1972 - 1980: Die Anfänge – fünf Mann und eine Dame
Im Frühjahr 1972 erreichte ein Ami-Spleen Europa – und zwar in einem Bericht der Zeitschrift Yacht. Thema war eine neue Wassersportart: das Windsurfen. Im von der DDR isolierten Berlin unternahm Peter Raatz, dort Urvater des Windsurfens genannt, seine ersten Turnversuche auf der Havel am Großen Fenster. Seine diversen Freunde und Bekannte eiferten ihm nach, und so gründete sich aus unterschiedlichen Antrieben am 18. August 1972 der erste reine Windsurfing-Verein der Welt: der WSV an der Havel. Die Gründer waren Peter Raatz, Karl-Heinz und Barbara Schombara, Wille Schalge, Werner Komm, Lutz Oppermann und Peter Czada. In der ersten Hauptversammlung wurde als Zweck des neuen Vereins im Paragrafen zwei folgendes festgehalten: „Der WSV Berlin bezweckt, den Segelsport einer breiten Allgemeinheit zugänglich zu machen. Das soll durch ein neuartiges Segelgerät, dem Windsurfer, erreicht werden.“
Werner Komm wurde zum 1., Peter Raatz zum 2. Vorsitzenden, Wille Schalge zum Schriftführer und Karl-Heinz (Hein) Schombara zum Sportwart im Windsurfing Verein Berlin gewählt – und der Beitrag auf fünf Mark monatlich fixiert.
Als Korsar-Segler sah ich einen Surfer am Großen Fenster, so kam ich zum Club. (Wolf Zins, Regattawart und (fast) ein Mann der ersten Stunde)
Nicht nur die soziale Komponente wurde hier schon verankert. Auch das Motto des Vereins (der später das kleine „e“ ins Logo WSeV hängte, um sich vom Wander Segler Verein zu unterscheiden) stand somit fest: „Vom Konkurrenzkampf zum Sozialspiel“ – das Zitat des Urvaters wurde in der WSV-Zeitung 1/74 so beschrieben: „Der Windsurfing Verein Berlin ist bestrebt, nicht nur Einzelkönner für die Regatten vorzubereiten, Jugendliche zu fördern und Anfänger zu schulen, sondern auch den Familienangehörigen das Dabeisein möglich zu machen.“
Das war also der Plan: Man duzte und küsste sich, benahm und verhielt sich ungezwungen mit seinen zahlreichen Freunden, unternahm viel gemeinsam, war nie einsam – so bildete sich schnell ein harter Kern heraus, der fast alles gemeinsam als Surf-Kommune unternahm.
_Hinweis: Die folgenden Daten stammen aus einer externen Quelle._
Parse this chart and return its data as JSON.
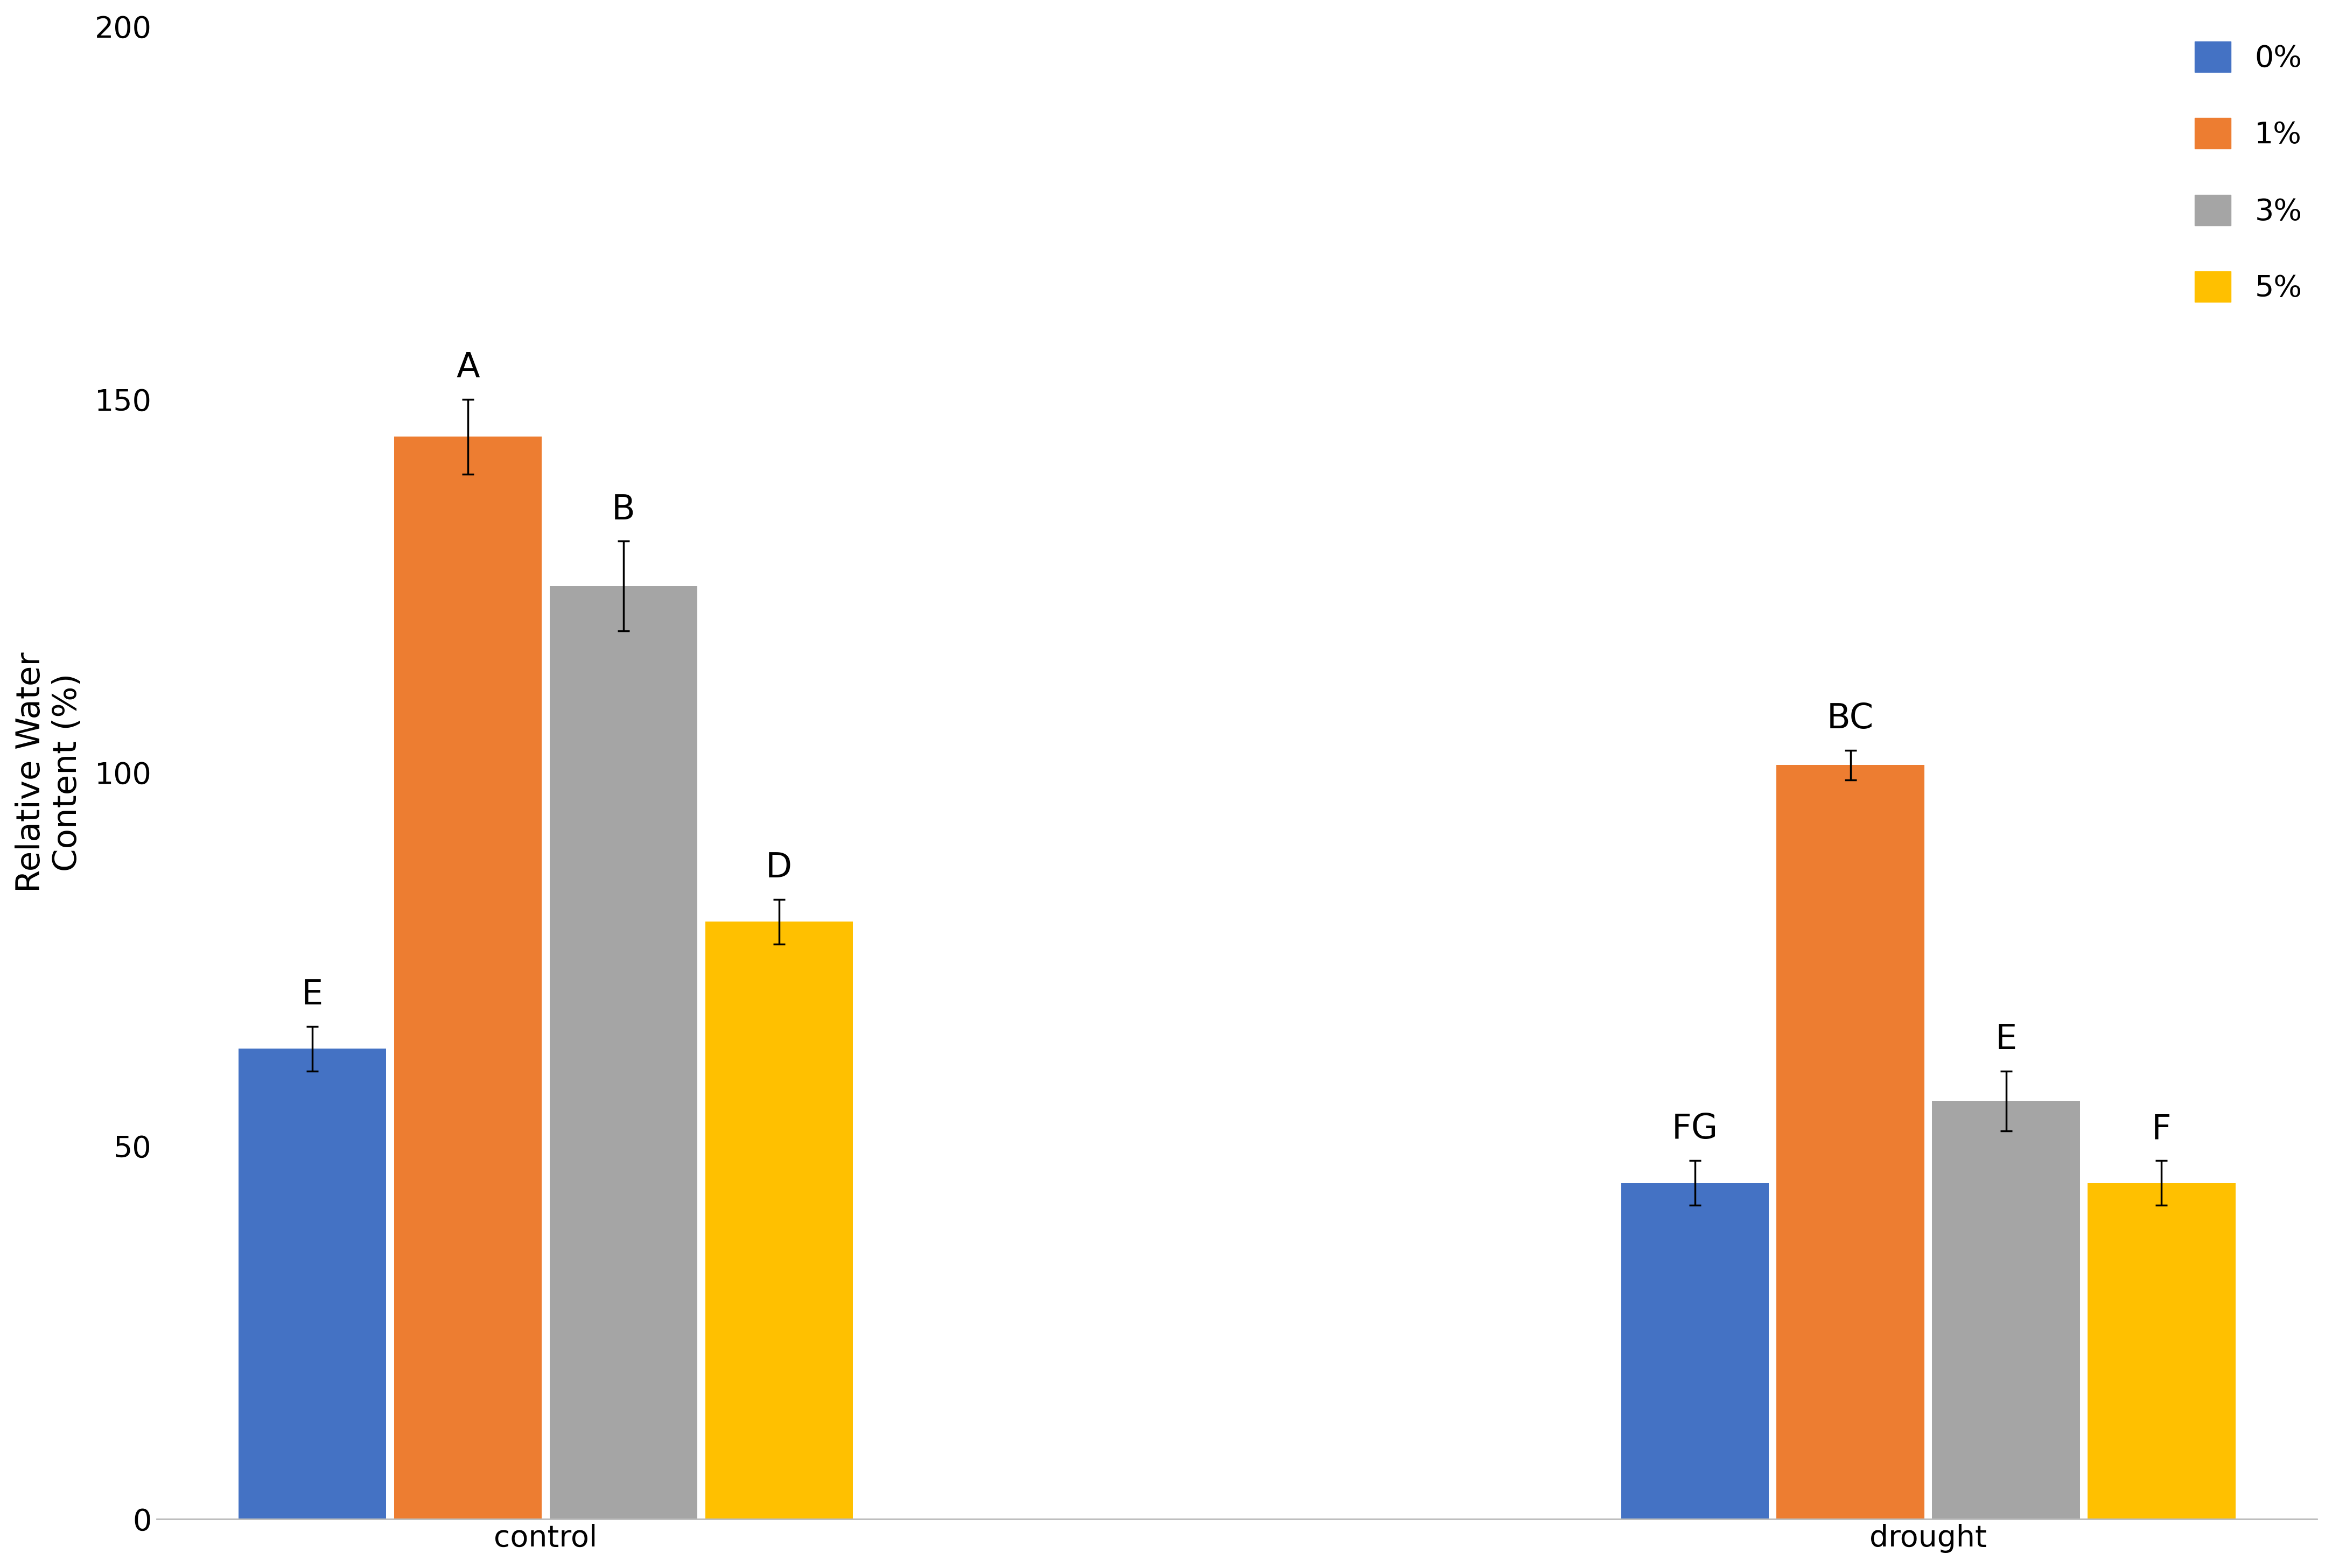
{
  "groups": [
    "control",
    "drought"
  ],
  "categories": [
    "0%",
    "1%",
    "3%",
    "5%"
  ],
  "bar_colors": [
    "#4472C4",
    "#ED7D31",
    "#A5A5A5",
    "#FFC000"
  ],
  "values": {
    "control": [
      63,
      145,
      125,
      80
    ],
    "drought": [
      45,
      101,
      56,
      45
    ]
  },
  "errors": {
    "control": [
      3,
      5,
      6,
      3
    ],
    "drought": [
      3,
      2,
      4,
      3
    ]
  },
  "labels": {
    "control": [
      "E",
      "A",
      "B",
      "D"
    ],
    "drought": [
      "FG",
      "BC",
      "E",
      "F"
    ]
  },
  "ylabel": "Relative Water\nContent (%)",
  "ylim": [
    0,
    200
  ],
  "yticks": [
    0,
    50,
    100,
    150,
    200
  ],
  "background_color": "#FFFFFF",
  "bar_width": 0.18,
  "group_centers": [
    1.0,
    2.6
  ],
  "label_fontsize": 42,
  "tick_fontsize": 40,
  "ylabel_fontsize": 44,
  "legend_fontsize": 40,
  "annotation_fontsize": 46
}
1973 fanden schon die ersten Regatten vom Bootshaus Irmgard und zurück statt, aus denen sich die beiden Traditionsregatten, der Havel-Cup und der Berliner Bären-Cup, entwickelten. Aber noch hatten die Mitglieder und deren Material kein Heim. So begann die Domizilgeschichte, die 18 lange Jahre dauern sollte, aber dann doch ein glückliches Ende fand. Die Einzelheiten im harten Kampf gegen die Berliner Behörden würden Bücher füllen, doch soviel ist zu sagen: „Ohne dem Engagement und finanziellen Einsatz einiger Clubmitglieder, darunter vor allem der Ex-Präsidenten Peter Raatz und Karl-Heinz Pumpi Fiedler, würde heute keine WINDANNA schwimmen“, so Konni Weise, der im November 1972 dem Verein beitrat, nachdem ihn Windsurfen auf der Wassersportmesse fasziniert hatte.
Nicht einfach, die Balance zwischen Spitzen- und Freizeit- sport zu finden. (Boris von Maydell, alter und neuer 1. Vorsitzender des Windsurfing Verein Berlin)
Zunächst fanden die Surfer Unterschlupf am Großen Fenster, in dem 60 Meter langen und sechs Meter breiten, ausgedienten Restaurantschiff „Blankenburg“. Es wurde gemietet, innerhalb einer Woche von Freiwilligen entrümpelt und gereinigt – und hieß von nun an WINDANNA. Kaum war alles gemütlich hergerichtet, sogar Gardinen genäht und der Bau einer Toilette mit einem fröhlichen „Anscheißen“ besiegelt, traf die WSV-ler ein harter Schlag: Die Selbstständigkeit des Vereins passte den Behörden nicht in den Kram. Die Wasserbehörde verweigerte kurzerhand die Liegegenehmigung „aufgrund dringender Gefahr für Berlins Wasserversorgung“ und schleppte die WINDANNA in den Spandauer Südhafen. Das ließen sich die Surfer natürlich nicht gefallen. Sie kaperten das Schiff und brachten es zurück an den angestammten Platz.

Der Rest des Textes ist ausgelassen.